To explore the potential mechanisms of a baicalin-geniposide combination against cerebral ischemia using a network pharmacology strategy.

We used network pharmacology integrating drug-target-disease interactions to identify key pathways which were validated in a rat middle cerebral artery occlusion model treated with baicalin (55 mg/kg), geniposide (5 mg/kg), or their 11:1 combination. Therapeutic efficacy and mechanistic insights were evaluated using triphenyltetrazolium chloride staining, Evans blue assay, enzyme-linked immunosorbent assay, and Western blot.

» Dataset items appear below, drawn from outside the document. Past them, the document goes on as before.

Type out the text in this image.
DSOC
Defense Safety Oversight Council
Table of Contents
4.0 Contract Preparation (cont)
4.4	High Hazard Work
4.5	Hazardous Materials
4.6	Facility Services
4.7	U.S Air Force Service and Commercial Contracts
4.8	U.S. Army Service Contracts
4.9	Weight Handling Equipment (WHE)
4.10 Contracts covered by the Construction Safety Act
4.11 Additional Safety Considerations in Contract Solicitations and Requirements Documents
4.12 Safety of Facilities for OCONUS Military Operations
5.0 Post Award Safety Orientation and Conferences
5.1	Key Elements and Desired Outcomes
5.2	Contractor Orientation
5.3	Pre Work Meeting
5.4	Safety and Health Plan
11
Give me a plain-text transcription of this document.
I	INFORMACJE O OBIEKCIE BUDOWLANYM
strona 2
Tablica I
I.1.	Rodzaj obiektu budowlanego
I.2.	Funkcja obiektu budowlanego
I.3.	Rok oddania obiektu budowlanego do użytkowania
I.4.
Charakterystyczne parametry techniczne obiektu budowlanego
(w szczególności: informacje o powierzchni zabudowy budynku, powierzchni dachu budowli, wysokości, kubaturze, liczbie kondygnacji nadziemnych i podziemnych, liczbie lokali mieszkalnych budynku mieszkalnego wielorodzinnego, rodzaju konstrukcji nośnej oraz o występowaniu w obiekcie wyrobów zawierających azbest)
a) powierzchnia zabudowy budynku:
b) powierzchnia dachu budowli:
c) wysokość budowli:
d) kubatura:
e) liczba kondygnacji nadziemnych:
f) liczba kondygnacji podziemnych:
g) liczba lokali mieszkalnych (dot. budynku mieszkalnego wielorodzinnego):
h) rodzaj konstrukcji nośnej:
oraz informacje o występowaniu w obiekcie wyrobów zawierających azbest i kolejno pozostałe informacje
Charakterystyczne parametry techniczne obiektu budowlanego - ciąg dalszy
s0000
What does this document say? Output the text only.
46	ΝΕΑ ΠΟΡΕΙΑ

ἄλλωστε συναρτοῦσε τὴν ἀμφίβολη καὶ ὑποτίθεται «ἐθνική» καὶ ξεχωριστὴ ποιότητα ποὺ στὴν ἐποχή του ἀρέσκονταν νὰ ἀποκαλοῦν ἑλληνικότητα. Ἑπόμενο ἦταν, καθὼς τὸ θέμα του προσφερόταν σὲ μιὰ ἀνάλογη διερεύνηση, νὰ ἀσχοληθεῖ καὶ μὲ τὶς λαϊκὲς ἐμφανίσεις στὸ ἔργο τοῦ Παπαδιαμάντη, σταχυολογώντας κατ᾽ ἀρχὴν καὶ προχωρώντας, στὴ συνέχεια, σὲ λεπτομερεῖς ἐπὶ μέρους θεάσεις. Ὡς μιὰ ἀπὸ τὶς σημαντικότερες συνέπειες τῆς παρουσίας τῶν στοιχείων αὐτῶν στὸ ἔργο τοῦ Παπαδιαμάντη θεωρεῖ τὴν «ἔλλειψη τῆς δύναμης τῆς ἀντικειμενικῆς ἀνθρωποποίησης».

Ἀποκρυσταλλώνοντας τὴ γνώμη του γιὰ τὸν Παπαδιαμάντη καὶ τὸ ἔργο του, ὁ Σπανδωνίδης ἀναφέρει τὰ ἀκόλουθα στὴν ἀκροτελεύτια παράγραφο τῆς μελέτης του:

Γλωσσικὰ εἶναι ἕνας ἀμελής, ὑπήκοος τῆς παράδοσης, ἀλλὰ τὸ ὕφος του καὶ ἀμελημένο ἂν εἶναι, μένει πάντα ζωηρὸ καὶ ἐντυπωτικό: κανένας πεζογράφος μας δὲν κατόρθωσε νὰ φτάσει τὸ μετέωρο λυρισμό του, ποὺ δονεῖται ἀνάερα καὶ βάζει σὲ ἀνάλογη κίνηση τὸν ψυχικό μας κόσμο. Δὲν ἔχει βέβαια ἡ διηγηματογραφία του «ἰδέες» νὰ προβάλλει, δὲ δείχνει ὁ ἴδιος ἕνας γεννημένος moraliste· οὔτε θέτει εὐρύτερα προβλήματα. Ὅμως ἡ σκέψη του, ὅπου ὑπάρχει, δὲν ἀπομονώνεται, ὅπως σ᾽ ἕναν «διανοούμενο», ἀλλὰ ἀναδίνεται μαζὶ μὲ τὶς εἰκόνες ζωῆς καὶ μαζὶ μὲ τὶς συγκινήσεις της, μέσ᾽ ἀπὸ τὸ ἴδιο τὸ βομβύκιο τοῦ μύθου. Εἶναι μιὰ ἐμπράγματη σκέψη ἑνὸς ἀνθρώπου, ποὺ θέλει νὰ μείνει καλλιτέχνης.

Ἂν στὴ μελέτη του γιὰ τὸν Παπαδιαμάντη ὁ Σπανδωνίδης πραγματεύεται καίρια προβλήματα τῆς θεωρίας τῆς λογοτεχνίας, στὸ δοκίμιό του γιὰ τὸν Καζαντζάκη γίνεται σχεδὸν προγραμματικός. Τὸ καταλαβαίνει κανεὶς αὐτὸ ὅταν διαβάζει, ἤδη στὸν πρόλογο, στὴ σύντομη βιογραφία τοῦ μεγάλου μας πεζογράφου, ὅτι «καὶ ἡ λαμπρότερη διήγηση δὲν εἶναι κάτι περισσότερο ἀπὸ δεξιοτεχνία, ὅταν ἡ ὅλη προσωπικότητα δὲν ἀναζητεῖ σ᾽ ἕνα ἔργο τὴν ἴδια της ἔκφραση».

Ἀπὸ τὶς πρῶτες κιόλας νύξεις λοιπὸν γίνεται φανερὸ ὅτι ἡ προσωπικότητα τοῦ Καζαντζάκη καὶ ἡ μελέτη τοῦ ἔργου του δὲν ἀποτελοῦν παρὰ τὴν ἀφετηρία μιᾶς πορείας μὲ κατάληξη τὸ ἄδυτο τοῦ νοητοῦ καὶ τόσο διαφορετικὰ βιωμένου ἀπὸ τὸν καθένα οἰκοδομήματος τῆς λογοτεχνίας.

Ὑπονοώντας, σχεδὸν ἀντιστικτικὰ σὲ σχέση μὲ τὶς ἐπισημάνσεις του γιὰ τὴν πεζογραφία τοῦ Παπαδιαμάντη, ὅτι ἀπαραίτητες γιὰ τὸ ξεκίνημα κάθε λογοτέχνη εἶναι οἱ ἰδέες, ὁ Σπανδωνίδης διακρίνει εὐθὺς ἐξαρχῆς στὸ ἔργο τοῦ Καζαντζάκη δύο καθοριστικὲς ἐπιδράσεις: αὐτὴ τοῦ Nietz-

The results revealed that the nuclear factor-kappa B (NF-κB) signaling pathway is inhibited in combination treatment of cerebral ischemia. Ten targets were identified as key nodes in the protein–protein interaction network: interleukin 6 (IL-6), interleukin-1β, interleukin 18, C–C motif ligand 2, C–C motif ligand 4, interleukin 10, interferon-γ-inducible protein 10, C–C motif ligand 3, tumor necrosis factor-α (TNF-α), interleukin-1α. The baicalin-geniposide combination significantly reduced infarct volume, improved neurological deficits, and alleviated brain edema/blood–brain barrier leakage compared with monotherapy. Additionally, it significantly inhibited toll-like receptor 4 (TLR4)/NF-κB signaling and downregulated pro-inflammatory cytokines TNF-α and IL-6 levels.

The baicalin-geniposide combination alleviated cerebral ischemia-reperfusion injury by synergistically suppressing the TLR4/NF-κB pathway and its downstream inflammatory factors.